US ‘not clear’ on French G20 food proposal

© AFP Mauricio Lima

AFP/Activist Post

SAO PAULO (AFP) – US Treasury Secretary Timothy Geithner said Monday it was not clear what France was proposing within the G20 to stamp out food price volatility, and implied market forces should be left to work unhindered.

His comments, in response to a question asked at a meeting with business students and professors in Sao Paulo during a visit to Brazil, came as UN food agencies and France warned of unrest over rising food prices globally.

France, the current chair of the G20 group of major developed and developing nations, has vowed to bring stability to food commodity prices, possibly by creating a new mechanism in the World Trade Organization.

G20 agriculture ministers have been invited to Paris in June to draft solutions.

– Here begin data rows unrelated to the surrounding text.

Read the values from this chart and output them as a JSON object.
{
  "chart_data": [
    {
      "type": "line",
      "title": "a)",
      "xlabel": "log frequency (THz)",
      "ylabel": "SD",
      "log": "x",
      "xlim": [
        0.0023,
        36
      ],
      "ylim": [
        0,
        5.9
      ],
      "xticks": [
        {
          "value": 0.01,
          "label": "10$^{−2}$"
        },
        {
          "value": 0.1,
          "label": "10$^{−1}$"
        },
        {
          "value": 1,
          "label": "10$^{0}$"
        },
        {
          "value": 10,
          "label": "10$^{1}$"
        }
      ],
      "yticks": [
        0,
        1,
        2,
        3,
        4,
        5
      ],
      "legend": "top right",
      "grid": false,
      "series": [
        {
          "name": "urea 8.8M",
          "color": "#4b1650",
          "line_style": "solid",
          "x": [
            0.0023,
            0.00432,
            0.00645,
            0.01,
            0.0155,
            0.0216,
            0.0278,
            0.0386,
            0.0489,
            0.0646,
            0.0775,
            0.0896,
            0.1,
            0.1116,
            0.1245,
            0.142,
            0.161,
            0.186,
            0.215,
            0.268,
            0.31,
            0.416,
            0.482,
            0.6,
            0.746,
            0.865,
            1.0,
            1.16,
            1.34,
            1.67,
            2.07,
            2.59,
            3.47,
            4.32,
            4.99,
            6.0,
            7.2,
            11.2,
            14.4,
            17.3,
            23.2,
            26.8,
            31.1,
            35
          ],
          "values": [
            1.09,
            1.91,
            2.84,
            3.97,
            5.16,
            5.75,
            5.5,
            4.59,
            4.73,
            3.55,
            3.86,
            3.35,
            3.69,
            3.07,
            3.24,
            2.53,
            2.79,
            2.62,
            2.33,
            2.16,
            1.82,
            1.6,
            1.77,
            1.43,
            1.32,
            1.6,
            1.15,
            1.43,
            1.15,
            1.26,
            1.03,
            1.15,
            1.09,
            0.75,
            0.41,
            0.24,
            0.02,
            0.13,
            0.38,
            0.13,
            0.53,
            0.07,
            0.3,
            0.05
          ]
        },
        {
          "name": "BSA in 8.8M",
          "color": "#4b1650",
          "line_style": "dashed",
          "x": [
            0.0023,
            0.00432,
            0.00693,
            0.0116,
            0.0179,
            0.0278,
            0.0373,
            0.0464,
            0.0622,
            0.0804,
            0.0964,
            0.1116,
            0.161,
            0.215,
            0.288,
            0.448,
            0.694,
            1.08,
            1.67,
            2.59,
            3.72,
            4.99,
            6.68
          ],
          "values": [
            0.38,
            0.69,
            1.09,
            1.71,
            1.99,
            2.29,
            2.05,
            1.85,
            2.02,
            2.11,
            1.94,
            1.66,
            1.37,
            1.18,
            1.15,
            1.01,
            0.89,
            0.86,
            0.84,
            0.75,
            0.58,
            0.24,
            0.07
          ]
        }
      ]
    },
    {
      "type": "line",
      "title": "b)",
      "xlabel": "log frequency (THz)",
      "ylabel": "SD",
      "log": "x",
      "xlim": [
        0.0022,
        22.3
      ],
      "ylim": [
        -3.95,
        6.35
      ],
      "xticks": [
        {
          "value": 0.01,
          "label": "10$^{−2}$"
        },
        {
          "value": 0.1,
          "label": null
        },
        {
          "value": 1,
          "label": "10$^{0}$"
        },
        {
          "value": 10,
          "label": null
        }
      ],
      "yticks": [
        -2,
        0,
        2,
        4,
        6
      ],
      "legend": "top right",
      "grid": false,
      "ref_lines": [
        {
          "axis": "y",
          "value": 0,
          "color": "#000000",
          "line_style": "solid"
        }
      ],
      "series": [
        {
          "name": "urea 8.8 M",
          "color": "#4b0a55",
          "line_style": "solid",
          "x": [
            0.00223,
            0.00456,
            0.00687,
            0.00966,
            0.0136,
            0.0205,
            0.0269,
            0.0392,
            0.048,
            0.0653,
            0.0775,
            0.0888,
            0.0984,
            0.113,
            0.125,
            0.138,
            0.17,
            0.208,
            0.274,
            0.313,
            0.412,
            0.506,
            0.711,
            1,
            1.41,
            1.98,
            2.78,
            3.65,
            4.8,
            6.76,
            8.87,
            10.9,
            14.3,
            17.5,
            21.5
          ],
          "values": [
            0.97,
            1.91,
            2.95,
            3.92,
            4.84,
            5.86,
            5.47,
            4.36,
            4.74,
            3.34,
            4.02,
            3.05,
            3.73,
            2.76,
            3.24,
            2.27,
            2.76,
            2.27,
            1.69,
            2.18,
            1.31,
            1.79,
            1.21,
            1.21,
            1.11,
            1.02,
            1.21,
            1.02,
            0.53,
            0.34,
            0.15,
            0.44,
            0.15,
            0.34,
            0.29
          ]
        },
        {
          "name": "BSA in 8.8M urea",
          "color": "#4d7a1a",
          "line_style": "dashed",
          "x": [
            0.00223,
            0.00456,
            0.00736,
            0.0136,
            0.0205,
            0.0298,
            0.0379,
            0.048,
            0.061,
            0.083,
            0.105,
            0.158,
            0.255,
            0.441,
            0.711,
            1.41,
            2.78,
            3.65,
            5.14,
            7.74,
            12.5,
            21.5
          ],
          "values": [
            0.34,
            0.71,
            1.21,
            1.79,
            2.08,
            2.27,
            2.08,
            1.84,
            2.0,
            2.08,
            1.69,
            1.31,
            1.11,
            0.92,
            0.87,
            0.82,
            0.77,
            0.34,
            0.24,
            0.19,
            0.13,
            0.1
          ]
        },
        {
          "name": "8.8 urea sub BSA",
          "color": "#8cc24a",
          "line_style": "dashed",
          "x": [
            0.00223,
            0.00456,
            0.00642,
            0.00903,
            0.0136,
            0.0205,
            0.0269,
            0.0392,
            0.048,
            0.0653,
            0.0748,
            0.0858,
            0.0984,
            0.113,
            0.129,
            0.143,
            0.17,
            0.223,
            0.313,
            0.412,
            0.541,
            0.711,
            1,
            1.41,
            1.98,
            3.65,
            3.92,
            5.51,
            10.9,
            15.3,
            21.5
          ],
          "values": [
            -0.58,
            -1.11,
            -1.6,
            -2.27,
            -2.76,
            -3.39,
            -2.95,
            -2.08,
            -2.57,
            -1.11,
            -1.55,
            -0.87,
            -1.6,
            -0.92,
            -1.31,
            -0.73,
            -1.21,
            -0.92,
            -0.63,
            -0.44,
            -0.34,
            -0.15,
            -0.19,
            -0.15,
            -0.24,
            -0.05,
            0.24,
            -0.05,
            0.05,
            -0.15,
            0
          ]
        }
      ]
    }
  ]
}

But Geithner said that the United States, while “working closely” with France on the issue, was wary of anything that might jeopardize the recovery from the global financial crisis.

“We want to be very careful to bring balance to that perspective, that in the desire of politicians to bring stability to markets we don’t create conditions that will be damaging to not just the interests of commodity exporters but to the better functioning of the basic dynamics of the recovery,” he said.

“So it’s not clear to me yet what the French are really proposing,” he said.

Geithner added that US commodity trading was conducted in a transparent and accountable system that minimized the possibility of grain and cereal price speculation that France says is occurring elsewhere.

The Food and Agriculture Organization said last week that food prices have reached their highest level since the UN agency began measuring them in 1990.

The FAO and another UN agency, the World Food Program, suggested that the problem contributed to protests that led to the fall of the Tunisian government last month.

A previous sharp rise in food prices in 2007 and 2008 triggered food riots in a number of African countries, as well as in Haiti and the Philippines.